Last spring, the band - rounded out by frontman Andrew McMahon, guitarist Josh Partington, and drummer Brian Ireland - decided to test the waters again. Early this year, their record label told the foursome that they were going to release a "Best Of" collection. Around that same time, Bamboozle wanted SoCo to headline its music festivals in Anaheim and New Jersey.

Timing-wise, it was the perfect storm.

"We'd gotten to the point where we'd all been talking about something along those lines. We were kicking around ideas in pairs," said Clutch. "But then [the label] made the decision, and we wanted to have our hand in it. Bamboozle came around, then the idea of a tour, and we all decided: Let's do it."

Soon, SoCo was easing back into rehearsal mode. They trekked in regularly - Andrew from LA, Clutch from San Diego - to meet Partington and Ireland in Orange County.

"We all fell back into it almost immediately. We set up like we did back in the day - all of us facing each other and playing until we thought he had it right. At first, I think we were all curious as to whether it'd be the same or even work," says Clutch. "It was. It did."
That's not to say everything is exactly like old times.

"Maturity is probably the key difference," says Clutch, with a laugh. "We've all grown up quite a bit. Andrew and I both got married, and Josh is in law school. We were so young the first time around. We didn't completely know who we were yet."

And rightfully so - as the guys were barely out of high school when they first signed with Drive-Thru Records in 2001. Their schedule for the next few years would include churning out a pair of hook-heavy albums - Leaving Through the Window and North -- the former of which spurned their best-known singles: the gloriously immature revenge tale, "If You C Jordan", and the better example of their knack for combining crunchy guitars, textured piano melodies, and nostalgia-drenched choruses: "I Woke Up in a Car."

Still, the rapid-fire success of the group was not without its downsides. In a recent interview with AP Magazine, McMahon pinpointed a key reason for their original hiatus: band battles for creative control. McMahon, in particular, admitted to not wanting to give up control when guitarist Partington wanted more of a say in the process. In turn, McMahon felt like was losing part of what he'd created. So they stopped.

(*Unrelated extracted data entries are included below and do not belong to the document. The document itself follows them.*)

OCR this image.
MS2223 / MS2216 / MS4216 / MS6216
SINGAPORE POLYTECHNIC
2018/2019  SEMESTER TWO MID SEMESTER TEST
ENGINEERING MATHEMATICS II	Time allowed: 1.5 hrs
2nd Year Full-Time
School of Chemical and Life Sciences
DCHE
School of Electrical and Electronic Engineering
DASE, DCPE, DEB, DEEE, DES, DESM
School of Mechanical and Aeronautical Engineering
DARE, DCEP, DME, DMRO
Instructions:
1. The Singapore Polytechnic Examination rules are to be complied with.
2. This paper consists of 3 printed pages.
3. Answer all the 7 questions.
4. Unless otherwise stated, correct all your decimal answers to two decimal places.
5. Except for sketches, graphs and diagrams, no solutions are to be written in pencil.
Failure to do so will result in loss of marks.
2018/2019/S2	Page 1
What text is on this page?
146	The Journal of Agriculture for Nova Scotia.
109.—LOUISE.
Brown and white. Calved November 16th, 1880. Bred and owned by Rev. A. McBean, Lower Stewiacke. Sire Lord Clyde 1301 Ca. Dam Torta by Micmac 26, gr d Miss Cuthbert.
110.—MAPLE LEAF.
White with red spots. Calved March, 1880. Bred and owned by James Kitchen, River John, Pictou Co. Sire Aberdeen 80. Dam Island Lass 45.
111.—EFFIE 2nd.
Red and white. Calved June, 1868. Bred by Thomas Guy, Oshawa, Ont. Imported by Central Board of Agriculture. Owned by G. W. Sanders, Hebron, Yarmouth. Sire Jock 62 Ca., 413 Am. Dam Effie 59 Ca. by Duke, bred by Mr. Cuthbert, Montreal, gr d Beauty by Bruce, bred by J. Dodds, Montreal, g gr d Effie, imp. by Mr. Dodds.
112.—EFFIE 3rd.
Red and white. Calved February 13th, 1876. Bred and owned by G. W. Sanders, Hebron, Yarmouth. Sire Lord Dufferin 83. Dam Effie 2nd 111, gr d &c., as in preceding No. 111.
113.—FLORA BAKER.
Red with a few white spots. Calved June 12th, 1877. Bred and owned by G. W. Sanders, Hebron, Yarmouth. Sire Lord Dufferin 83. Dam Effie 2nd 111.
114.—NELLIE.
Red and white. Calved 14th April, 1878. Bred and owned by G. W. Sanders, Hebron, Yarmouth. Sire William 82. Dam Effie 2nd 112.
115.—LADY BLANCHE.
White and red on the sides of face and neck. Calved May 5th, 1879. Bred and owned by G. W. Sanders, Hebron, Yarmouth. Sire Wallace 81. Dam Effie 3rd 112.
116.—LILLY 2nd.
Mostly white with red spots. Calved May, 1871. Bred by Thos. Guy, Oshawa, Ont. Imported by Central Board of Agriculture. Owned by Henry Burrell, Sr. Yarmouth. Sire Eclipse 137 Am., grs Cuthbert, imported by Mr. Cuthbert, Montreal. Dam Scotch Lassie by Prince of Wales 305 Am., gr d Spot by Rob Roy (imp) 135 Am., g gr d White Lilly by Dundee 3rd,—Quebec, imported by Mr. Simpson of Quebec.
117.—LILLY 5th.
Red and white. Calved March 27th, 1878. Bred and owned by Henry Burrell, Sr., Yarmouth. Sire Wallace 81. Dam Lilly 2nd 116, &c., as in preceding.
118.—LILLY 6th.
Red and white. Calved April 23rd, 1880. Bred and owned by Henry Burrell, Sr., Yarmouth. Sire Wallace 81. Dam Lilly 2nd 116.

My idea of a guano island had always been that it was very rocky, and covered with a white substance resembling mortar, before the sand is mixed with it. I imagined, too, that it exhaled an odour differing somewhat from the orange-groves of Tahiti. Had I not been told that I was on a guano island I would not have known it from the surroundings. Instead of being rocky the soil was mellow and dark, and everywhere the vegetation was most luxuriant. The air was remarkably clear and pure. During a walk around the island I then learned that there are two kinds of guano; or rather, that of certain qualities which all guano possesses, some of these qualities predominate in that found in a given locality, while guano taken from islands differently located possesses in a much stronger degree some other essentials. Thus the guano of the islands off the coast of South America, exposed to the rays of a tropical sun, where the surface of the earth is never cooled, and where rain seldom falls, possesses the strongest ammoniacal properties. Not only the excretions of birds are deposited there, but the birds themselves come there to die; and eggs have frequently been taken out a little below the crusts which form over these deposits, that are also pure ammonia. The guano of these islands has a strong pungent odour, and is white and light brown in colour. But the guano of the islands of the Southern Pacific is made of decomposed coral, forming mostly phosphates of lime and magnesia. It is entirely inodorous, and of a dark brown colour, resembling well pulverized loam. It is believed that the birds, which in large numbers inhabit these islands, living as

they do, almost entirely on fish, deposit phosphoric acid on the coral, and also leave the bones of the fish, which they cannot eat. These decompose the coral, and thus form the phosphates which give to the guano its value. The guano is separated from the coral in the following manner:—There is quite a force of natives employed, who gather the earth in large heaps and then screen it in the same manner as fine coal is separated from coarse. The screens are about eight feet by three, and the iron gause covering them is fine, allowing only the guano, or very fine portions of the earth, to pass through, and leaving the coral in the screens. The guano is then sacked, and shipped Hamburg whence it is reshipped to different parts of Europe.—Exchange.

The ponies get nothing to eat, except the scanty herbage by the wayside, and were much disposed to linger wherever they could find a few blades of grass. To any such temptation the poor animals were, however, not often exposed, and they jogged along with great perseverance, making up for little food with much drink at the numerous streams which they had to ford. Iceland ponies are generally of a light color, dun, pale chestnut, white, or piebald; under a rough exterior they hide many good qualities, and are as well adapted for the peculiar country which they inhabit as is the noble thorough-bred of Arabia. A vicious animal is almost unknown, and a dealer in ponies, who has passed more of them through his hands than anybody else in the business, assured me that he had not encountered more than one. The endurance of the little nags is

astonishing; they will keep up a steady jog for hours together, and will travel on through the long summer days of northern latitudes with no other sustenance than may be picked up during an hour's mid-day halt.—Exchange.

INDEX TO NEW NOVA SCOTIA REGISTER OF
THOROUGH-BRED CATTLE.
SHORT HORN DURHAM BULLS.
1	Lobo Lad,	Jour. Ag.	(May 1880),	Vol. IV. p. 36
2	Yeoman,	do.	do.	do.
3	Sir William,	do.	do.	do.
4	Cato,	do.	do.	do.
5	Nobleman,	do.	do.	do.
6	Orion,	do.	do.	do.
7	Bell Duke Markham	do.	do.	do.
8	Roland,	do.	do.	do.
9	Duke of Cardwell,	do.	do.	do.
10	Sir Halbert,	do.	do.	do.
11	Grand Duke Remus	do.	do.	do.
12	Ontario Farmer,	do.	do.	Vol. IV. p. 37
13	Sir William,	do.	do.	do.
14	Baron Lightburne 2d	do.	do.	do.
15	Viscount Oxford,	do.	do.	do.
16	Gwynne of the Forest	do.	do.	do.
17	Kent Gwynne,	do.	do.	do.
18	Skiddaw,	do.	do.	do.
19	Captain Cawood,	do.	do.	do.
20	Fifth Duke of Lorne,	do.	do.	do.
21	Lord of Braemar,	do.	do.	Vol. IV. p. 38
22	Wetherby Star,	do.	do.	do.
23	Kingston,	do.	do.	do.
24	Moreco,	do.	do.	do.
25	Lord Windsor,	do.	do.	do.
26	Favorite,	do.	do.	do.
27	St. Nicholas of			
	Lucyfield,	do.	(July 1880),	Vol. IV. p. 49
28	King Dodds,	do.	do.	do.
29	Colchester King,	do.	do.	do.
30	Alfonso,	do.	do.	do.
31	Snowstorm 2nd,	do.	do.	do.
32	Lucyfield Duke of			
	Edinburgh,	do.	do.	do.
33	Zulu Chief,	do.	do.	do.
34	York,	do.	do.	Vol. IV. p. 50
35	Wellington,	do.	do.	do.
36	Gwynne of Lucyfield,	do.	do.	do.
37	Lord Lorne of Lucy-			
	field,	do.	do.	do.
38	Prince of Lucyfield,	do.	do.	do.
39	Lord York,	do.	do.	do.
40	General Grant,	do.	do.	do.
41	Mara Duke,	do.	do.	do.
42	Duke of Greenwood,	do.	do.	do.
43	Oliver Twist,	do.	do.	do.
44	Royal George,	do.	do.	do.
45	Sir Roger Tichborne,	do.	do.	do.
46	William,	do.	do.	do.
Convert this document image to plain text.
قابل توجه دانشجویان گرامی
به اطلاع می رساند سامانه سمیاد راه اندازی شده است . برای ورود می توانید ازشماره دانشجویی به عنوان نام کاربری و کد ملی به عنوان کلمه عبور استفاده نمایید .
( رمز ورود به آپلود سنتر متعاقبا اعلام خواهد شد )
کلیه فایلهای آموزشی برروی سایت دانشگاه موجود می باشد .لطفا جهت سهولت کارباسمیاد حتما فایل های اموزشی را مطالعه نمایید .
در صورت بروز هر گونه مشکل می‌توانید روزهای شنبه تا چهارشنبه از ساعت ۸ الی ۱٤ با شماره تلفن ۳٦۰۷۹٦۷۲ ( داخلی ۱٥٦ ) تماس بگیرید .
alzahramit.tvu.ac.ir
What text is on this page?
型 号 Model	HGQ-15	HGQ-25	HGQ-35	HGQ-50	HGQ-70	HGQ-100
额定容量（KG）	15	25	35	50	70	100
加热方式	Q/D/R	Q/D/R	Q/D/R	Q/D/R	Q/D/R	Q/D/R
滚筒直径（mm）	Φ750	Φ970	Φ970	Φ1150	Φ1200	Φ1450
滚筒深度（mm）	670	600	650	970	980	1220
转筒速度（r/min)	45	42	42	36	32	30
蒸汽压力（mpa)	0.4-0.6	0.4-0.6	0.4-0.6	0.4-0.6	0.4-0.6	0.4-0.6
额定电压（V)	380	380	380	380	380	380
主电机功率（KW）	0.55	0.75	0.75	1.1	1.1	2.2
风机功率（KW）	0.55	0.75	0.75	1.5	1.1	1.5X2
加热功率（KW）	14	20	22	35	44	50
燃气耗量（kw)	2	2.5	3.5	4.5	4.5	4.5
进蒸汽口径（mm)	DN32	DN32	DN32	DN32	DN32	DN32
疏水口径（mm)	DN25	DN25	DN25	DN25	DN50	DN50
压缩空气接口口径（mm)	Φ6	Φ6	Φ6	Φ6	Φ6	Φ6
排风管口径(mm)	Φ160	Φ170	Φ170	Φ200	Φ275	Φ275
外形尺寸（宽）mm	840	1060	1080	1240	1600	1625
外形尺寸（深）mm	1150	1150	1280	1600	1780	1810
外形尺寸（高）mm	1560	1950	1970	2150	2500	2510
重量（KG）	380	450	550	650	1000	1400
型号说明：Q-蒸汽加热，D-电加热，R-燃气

"We needed a change. We were clumped together for so close for so long, and we had to have space," says Clutch. "Back then, it was tough at times to be identified solely as your band. It got to the point where you couldn't stand on your own two feet even if you wanted to."
So in that sense, says Clutch, the time off was necessary. And it paid off for each of them: McMahon found another round of piano-pop success with his band Jack's Mannequin, and also beat a battle with leukemia. Partington headed off to Chapman University to study law. Clutch started his own audio design and installation company. And Ireland kept a hand in music.

"We're all doing what we love to do," Clutch sums up. "We needed that before we could take another shot at this."

With that in mind, the band laid out one important rule before embarking on this tour - collectively agreeing that this time around, the pressure was off. That's partially why they're not debuting any brand-new material. In fact, they're pretty vague when talking about the future of SoCo, preferring to finish out this round before committing to plans beyond that. They make no promises - other than the one to serve up a damn good time for the fans who have been waiting.

Still - pressure or not - Clutch admits that there is one element of this tour that might spark some nerves among the guys. The roster wraps up with a sweep of Southern California at the end of this month, and all eyes are on their hometown show.

"It's where we're from, it's where we were raised, and it's what we're about," says Clutch, of the band's OC roots. "Playing your hometown is more work - your friends and family are in the audience, and expectations are higher than they've ever been."

"At the same time," concedes Clutch, "There's nothing else like it."